Quorum Requirements Met: Yes

Agenda Topics

1.  Introductions

2.  Agenda Planning

3.  Review CQI WG 3-year Plan

4.  Project Updates

5.  CQI WG Decision-Making Practices

Supporting Documents – CQI HL7 wiki agenda

Minutes/Conclusions Reached:

·  Business Session

o  Introductions

o  Agenda Planning - Wiki agenda was updated real-time

o  Review CQI WG 3 year plan

§  No changes were made

§  Transition of standards

·  Need to develop a plan for the transition fairly soon.

·  Transition components will include:

o  Knowledge transfer from Structured Documents.

o  Communication plan to ensure stakeholders are aware to whom they should submit questions.

§  Proposed New Work

·  First 4 items are moving forward and quarters at Cambridge have been put aside for each of them

·  QRDA Category II and Risk Model Transport are still proposed new work

o  Project updates

§  Julie Crouse discussed ONC requests for the quality standards. Further discussion will occur throughout the WG meeting.

o  CQI WG Decision-Making Practices

§  Discuss CQI’s Decision-making Process

·  Discussed at the Atlanta 2013 WGM and approved; however, the group wanted it to come back at another meeting due to the small number of people involved in the discussion.

·  Group reviewed the following changes where the wording changes are in blue italic text:

o  A quorum for committee meetings require that two co-chairs and at least three other HL7 CQI members be present, where no single organization or party represents more than one half (50%) of the voting Work Group membership for that meeting.

o  Any member present may move to table (defer) major decisions even if quorum is met. Reasons such as missing key stakeholders or supporting information must be documented at the time the motion carries. In accordance with Robert’s Rules of Order, such a motion to table requires a second, is not subject to debate, and shall be voted upon immediately.

·  Motion to approve rewording – Walter Suarez, second Anne Smith

Abstain: 0 Against: 0 For: 16 – motion passes

Time: Monday Q4
Facilitator / Walter, Crystal / Scribe / Patty Craig
Attendee / Name / Affiliation
Attendance sheet for this meeting is at the beginning of this document.
Quorum Requirements Met: Yes

Agenda Topics

1.  Quality White Paper

Supporting Documents – Detailed White Paper Outline was updated on the CQI HL7 website

Minutes/Conclusions Reached:

·  Planning initial ballot in Jan 2014 cycle

o  Purpose of the ballot is to receive feedback on the Whitepaper to ensure it appropriately reflects the current standards. This will not be a normative artifact or product.

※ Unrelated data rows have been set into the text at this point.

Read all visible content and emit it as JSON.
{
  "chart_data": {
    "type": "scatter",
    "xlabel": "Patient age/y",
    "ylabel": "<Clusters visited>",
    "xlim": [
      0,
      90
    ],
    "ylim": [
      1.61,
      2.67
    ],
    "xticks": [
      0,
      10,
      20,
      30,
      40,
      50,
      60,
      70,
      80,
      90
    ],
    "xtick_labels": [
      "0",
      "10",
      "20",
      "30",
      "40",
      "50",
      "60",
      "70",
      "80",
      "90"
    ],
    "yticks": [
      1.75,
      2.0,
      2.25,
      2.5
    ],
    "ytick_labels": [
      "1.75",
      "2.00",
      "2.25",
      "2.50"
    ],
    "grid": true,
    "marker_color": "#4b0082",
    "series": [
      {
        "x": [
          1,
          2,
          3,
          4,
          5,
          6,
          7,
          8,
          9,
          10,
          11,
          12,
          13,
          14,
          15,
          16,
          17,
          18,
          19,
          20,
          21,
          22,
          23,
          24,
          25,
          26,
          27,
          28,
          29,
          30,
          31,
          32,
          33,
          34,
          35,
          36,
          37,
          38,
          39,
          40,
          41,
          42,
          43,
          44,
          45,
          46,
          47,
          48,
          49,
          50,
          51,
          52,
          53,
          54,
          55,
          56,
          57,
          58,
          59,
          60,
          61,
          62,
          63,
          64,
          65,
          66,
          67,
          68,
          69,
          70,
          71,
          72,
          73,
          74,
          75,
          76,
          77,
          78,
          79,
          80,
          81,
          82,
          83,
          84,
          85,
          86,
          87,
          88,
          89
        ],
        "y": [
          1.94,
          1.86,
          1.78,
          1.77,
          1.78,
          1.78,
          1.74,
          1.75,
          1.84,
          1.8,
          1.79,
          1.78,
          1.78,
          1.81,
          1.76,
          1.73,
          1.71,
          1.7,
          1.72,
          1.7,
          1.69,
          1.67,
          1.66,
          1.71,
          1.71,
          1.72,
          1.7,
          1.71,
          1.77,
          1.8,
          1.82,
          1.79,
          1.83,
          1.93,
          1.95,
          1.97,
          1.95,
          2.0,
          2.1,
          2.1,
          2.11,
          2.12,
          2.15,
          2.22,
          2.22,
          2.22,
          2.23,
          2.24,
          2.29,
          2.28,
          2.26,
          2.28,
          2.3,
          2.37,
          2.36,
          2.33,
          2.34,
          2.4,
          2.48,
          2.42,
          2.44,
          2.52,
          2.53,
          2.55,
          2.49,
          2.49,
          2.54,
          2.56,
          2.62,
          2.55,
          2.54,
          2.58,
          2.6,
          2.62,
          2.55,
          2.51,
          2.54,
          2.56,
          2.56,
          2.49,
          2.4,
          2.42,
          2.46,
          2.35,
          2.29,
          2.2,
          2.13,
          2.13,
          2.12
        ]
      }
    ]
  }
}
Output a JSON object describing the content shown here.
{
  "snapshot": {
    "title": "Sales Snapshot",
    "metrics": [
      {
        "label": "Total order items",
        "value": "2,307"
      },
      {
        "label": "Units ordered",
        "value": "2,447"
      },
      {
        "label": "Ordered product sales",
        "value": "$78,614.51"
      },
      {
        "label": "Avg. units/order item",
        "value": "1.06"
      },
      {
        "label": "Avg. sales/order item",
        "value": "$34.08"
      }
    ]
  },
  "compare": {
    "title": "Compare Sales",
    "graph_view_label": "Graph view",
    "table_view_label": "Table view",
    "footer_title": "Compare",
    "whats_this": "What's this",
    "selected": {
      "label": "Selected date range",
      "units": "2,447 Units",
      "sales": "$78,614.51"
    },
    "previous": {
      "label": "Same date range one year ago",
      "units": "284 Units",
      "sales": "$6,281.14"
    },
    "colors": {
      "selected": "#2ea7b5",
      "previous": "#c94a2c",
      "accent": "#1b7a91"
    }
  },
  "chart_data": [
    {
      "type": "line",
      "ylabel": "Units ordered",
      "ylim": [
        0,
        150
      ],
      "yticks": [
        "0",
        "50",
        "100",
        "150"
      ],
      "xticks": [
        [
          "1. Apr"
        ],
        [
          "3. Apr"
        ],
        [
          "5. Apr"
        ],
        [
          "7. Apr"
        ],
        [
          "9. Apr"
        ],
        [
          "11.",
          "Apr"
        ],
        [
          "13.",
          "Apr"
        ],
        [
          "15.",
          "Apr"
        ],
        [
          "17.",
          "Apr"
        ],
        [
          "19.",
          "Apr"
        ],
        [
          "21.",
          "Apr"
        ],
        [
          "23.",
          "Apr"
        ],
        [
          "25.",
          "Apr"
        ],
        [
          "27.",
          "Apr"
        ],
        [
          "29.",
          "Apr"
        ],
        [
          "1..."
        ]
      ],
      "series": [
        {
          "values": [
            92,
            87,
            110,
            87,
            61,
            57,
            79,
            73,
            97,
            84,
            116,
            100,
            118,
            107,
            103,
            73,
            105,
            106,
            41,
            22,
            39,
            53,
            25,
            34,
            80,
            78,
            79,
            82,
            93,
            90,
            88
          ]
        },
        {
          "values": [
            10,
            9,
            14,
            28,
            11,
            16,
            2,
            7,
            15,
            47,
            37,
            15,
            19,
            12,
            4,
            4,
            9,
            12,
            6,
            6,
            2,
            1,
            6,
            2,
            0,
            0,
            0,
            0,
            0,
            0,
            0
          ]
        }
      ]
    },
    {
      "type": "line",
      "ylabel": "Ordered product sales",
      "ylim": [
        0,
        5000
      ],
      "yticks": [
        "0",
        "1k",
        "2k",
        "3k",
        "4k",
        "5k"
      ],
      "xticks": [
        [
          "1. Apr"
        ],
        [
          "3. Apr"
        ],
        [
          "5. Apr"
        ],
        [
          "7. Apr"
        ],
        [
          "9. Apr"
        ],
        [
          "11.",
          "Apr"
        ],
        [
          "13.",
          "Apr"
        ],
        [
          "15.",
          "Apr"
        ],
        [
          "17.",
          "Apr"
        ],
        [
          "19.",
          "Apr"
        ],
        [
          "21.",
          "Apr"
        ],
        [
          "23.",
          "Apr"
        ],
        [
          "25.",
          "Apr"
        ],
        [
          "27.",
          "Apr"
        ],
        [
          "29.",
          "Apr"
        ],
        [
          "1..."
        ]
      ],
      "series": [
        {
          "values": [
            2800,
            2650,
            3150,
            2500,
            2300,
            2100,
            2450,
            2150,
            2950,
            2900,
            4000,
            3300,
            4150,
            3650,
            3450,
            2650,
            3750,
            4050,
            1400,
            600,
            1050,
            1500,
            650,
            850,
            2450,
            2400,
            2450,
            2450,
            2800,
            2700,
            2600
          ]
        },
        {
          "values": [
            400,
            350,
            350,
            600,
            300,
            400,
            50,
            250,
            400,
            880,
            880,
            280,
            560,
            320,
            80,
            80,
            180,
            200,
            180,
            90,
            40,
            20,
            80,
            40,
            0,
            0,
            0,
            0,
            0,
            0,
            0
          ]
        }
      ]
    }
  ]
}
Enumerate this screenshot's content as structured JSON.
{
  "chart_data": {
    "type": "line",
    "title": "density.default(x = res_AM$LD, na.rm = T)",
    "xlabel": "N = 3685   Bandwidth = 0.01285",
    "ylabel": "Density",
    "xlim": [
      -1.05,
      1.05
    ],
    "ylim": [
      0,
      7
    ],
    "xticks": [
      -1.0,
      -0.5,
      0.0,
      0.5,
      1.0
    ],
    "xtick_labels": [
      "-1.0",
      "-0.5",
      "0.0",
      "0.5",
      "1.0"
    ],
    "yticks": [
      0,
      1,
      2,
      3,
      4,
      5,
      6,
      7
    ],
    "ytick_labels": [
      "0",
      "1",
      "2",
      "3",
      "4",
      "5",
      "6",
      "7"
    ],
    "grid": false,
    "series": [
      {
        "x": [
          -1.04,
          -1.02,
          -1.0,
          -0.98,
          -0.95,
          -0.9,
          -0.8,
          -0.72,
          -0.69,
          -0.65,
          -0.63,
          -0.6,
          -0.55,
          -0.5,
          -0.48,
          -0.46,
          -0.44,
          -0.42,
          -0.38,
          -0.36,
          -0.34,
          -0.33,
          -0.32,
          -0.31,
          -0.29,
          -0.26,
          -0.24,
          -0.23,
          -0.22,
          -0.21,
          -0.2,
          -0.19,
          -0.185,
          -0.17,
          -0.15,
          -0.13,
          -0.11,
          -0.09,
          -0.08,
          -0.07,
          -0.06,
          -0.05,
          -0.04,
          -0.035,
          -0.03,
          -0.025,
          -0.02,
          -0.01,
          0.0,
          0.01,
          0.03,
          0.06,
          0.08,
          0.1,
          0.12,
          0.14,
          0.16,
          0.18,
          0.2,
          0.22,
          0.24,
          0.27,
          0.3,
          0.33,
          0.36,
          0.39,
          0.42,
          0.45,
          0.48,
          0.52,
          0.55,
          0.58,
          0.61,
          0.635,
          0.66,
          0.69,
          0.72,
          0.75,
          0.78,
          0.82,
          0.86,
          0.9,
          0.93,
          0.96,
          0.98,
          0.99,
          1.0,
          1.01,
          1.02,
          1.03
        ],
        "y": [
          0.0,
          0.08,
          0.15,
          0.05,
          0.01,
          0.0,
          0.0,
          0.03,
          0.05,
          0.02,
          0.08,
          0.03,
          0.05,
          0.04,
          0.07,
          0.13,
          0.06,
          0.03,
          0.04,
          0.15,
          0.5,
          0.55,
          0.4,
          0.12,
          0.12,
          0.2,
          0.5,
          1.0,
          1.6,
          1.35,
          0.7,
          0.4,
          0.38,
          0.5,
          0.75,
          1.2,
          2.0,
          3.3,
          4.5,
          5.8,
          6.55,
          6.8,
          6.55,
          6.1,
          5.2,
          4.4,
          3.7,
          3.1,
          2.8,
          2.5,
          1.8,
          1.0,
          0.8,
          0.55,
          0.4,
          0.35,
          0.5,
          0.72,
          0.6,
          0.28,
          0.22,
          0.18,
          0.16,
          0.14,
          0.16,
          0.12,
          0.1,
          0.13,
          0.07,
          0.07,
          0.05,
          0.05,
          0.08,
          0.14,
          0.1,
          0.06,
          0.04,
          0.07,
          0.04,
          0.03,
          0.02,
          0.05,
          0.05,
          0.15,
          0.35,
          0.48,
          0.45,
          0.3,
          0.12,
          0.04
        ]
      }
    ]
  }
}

·  CQI members have picked which section(s) they want to contribute too; however, others may still join the project as contributors.

·  Whitepaper Audiences:

o  Policy makers

o  Measure developers

o  Standard development organizations

o  Users of the standards – providers, vendors

·  Consumer perspective and experiences on health care quality should be included in discussion concerning the Domain of Quality in Health and Healthcare (section 3) and evaluated to determine if there is a gap with the Standards and Data Models (section 7).

·  The name of section 5 was changed from Drivers of Healthcare Quality Measurement to Drivers of Healthcare Quality Measurement and Management

·  Group discussed The Intersection of Quality Measurement, Quality Management and Clinical Decision Support and the Drivers of Healthcare Quality Measurement sections in detail and the whitepaper outline and potential references for each section was updated on the website.

Joint with SDWG and CQIWG – SDWG Hosting
Time: Tues Q1

·  Discussion included: Transition of work products from SDWG to CQIWG; QRDA “smoking gun” design; unification of quality reporting, decision support, and transitions

·  See SDWG meeting minutes for more information

Joint with EHRWG, CICWG, and CQIWG – EHRWG Hosting
Time: Tues Q2

·  Discussion was related to the EHR Usability project

·  Small group discussions occurred during Q3

·  See EHRWG meeting minutes for more information

Joint with PCWG and CQIWG – PCWG Hosting
Time: Tues Lunch

·  Discussion was related to the Care Plan and Plan of Care

·  See PCWG meeting minutes for more information

CQIWG did not meet
Time: Tues Q3

·  Some CQIWG members attended the EHRWG meeting for further discussion concerning the EHR Usability project.

·  See EHRWG meeting minutes for more information

Joint with SDWG and CQIWG – SDWG Hosting
Time: Tues Q4

·  Discussion included: Questionnaire Demo presented by Martin Rosner and QDM-based HQMF R2 reconciliation

·  See SDWG meeting minutes for more information

Time: Wednesday Q2
Facilitator / Crystal Kallem / Scribe / Patty Craig
Attendee / Name / Affiliation
Attendance sheet for this meeting is at the beginning of this document.
Quorum Requirements Met: Yes

Agenda Topics

1.  ONC Initiatives

a.  Data Access Framework (DAF)

b.  Structured Data Capture (SDC)

2.  FDA Unique Device Identifier

Supporting Documents – posted to CQI’ website:

·  S&I Framework - DAF Overview presented at Sept 2013 WGM.pptx

·  S&I Framework - SDC Overview presented at Sept 2013 WGM.pptx

·  FDA - UDI Overview presented at Sept 2013 WGM.pptx

Minutes/Conclusions Reached:

·  Evelyn Gallego, ONC, presented Structured Data Capture (SDC)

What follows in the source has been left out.